Quand les gens se sentent broyés, deux choses manquent presque toujours : un sentiment de contrôle et une image claire de ce qu'on attend vraiment. La Mayo Clinic, dans ses conseils sur l'épuisement professionnel, cite les deux comme moteurs principaux, à côté de charges de travail qui dépassent le temps et le soutien accordés aux gens. Vous ne pouvez pas toujours réduire la charge de travail. Vous pouvez presque toujours faire quelque chose pour le contrôle et la clarté.
Cela ressemble généralement à quelque chose de moins spectaculaire qu'on l'espérerait, ce qui est une bonne nouvelle.

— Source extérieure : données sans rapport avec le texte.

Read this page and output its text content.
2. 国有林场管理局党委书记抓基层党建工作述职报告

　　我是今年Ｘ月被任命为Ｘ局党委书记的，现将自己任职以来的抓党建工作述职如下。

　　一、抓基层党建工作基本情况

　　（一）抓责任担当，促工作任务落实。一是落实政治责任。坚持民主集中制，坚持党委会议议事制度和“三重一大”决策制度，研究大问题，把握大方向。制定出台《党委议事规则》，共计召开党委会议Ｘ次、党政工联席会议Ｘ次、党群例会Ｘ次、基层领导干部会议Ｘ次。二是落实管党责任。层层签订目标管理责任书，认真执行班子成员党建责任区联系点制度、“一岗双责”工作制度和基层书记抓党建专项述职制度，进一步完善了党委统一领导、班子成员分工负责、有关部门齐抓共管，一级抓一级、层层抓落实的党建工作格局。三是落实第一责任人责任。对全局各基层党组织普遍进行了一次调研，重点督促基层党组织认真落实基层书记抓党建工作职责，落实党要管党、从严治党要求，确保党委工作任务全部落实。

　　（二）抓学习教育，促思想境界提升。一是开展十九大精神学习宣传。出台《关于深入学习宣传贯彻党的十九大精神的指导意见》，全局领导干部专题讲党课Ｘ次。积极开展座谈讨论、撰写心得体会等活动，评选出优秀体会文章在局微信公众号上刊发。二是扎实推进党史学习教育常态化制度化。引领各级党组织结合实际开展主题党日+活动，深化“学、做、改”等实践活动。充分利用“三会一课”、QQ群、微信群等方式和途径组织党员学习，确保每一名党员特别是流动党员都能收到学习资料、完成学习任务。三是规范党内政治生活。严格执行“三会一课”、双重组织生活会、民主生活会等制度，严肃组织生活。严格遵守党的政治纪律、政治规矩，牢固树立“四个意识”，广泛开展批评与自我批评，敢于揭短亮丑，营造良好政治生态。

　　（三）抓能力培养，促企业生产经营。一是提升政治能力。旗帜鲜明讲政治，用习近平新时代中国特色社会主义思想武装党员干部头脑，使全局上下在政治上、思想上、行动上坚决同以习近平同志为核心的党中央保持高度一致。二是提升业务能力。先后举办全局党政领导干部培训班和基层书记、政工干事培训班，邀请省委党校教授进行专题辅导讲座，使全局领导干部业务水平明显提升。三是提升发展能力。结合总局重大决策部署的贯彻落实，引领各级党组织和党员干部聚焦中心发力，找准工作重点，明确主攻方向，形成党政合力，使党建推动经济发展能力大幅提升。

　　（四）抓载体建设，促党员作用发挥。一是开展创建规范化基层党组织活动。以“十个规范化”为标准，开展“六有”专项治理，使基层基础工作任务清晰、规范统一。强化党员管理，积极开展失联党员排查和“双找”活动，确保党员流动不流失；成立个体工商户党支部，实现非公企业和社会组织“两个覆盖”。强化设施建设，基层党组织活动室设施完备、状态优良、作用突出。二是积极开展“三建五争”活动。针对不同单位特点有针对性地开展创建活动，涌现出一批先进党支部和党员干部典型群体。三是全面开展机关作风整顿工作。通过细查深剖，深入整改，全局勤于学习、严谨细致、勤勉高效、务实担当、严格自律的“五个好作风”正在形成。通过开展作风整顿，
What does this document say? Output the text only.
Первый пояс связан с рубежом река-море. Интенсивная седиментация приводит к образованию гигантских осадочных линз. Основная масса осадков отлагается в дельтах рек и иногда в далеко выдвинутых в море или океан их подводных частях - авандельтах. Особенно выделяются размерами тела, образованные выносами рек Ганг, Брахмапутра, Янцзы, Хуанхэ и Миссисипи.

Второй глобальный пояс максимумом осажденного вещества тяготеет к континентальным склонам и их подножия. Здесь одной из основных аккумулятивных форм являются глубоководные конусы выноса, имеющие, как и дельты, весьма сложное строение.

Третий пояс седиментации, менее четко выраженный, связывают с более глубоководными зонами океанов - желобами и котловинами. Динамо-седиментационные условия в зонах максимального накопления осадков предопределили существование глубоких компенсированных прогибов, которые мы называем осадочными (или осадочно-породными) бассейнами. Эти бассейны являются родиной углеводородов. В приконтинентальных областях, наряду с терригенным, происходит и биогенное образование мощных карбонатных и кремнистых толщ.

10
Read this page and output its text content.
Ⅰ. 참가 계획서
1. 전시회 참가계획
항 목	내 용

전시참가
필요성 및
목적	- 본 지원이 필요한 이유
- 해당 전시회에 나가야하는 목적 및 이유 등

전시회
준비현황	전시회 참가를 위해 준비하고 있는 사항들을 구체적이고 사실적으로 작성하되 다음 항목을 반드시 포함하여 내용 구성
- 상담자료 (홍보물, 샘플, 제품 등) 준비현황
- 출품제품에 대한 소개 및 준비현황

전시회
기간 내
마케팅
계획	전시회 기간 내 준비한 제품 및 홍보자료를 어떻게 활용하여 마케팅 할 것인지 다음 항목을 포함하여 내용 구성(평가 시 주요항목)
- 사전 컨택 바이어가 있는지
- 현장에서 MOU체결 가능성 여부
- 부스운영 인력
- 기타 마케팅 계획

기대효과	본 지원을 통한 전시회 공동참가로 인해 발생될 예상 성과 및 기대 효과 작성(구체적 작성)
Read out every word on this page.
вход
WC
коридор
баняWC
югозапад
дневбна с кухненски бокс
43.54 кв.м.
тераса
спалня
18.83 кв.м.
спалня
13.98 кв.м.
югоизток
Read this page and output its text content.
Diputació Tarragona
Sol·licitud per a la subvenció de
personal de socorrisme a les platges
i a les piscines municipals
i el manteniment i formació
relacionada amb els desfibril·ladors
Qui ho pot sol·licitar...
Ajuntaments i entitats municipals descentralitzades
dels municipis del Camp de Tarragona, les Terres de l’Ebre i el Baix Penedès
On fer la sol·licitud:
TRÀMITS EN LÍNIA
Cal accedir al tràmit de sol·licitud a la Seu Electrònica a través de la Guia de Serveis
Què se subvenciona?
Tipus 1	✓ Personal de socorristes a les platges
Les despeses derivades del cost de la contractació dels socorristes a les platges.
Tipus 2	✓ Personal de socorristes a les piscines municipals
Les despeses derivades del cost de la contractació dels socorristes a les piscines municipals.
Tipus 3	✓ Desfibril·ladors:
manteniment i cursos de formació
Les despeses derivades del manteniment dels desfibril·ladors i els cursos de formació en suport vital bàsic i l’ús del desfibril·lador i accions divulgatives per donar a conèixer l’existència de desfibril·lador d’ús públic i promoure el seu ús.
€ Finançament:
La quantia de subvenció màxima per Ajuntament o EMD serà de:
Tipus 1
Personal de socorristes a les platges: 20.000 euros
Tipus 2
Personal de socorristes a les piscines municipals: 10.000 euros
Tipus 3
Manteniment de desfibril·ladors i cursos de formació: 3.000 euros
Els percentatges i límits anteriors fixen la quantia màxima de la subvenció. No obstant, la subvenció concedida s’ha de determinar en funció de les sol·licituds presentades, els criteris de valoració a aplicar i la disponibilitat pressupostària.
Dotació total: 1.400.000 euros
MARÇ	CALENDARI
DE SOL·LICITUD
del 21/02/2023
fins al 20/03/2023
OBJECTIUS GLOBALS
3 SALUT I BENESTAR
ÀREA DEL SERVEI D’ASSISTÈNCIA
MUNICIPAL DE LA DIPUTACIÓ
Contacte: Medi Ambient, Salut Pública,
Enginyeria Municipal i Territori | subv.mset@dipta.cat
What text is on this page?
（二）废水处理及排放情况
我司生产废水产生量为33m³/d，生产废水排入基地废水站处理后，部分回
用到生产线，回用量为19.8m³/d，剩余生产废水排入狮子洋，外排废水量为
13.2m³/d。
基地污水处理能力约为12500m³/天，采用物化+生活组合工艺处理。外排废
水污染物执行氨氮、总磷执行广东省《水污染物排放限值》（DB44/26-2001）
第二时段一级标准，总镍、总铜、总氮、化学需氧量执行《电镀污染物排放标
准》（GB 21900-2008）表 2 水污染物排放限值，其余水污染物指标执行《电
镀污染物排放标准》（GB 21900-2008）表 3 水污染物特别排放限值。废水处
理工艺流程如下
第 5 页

- Supprimez quelque chose. Trouvez une tâche, une réunion, un rapport que personne ne lit, et tuez-le. À voix haute. Retirer un vrai fardeau fait plus pour le moral qu'ajouter un avantage, parce que cela prouve que vous prêtez attention à la bonne chose.
- Choisissez une victoire claire. Quand tout semble bloqué, nommez un seul objectif atteignable pour les deux prochaines semaines et protégez le temps de l'équipe pour réellement l'atteindre. Terminer une chose rappelle aux gens qu'ils le peuvent encore.
- Rendez une décision. Laissez l'équipe choisir comment elle s'attaquera à quelque chose au lieu de le dicter. Même un petit retour de contrôle repousse directement l'impuissance qui vide un groupe fatigué.
- Soyez précis sur ce qui compte maintenant. Dans une saison de changement constant, « faites tout » se lit comme « rien n'est sûr ». Dire clairement ce qui compte ce mois-ci, et ce qu'ils peuvent laisser glisser, est une vraie bonté.
Rien de tout cela n'est tape-à-l'œil. C'est le but. Les gens qui ont vu de grandes initiatives aller et venir ne sont pas émus par une grande initiative de plus. Ils sont émus par un dirigeant qui retire discrètement un obstacle et le pense vraiment.
La confiance revient lentement, puis d'un coup
Voici la partie qui vous demande le plus, parce qu'elle demande de la patience.
La confiance d'une équipe ne s'est pas vidée en un jour, et elle ne se remplira pas en une bonne réunion. Edmondson et son co-auteur Tomas Chamorro-Premuzic, écrivant pour la Harvard Business Review sur la façon de redonner de l'énergie aux équipes au moral bas, soulignent un point facile à sous-estimer : ce qui reconstruit l'énergie n'est pas un seul geste inspirant mais un schéma régulier de tenue de parole. Les gens qu'on a déçus guettent pour voir si vos mots et vos actes concordent, et ils guettent sur des semaines, pas des minutes.
C'est pourquoi le discours joyeux échoue et la petite promesse tenue fonctionne. Si vous avez dit que vous supprimeriez une réunion, la réunion doit réellement avoir disparu la semaine prochaine. Si vous avez demandé de l'honnêteté, la première personne honnête doit repartir contente d'avoir parlé, pas punie pour cela. Chacun de ces moments est un minuscule test, et votre équipe tient le compte qu'elle le veuille ou non.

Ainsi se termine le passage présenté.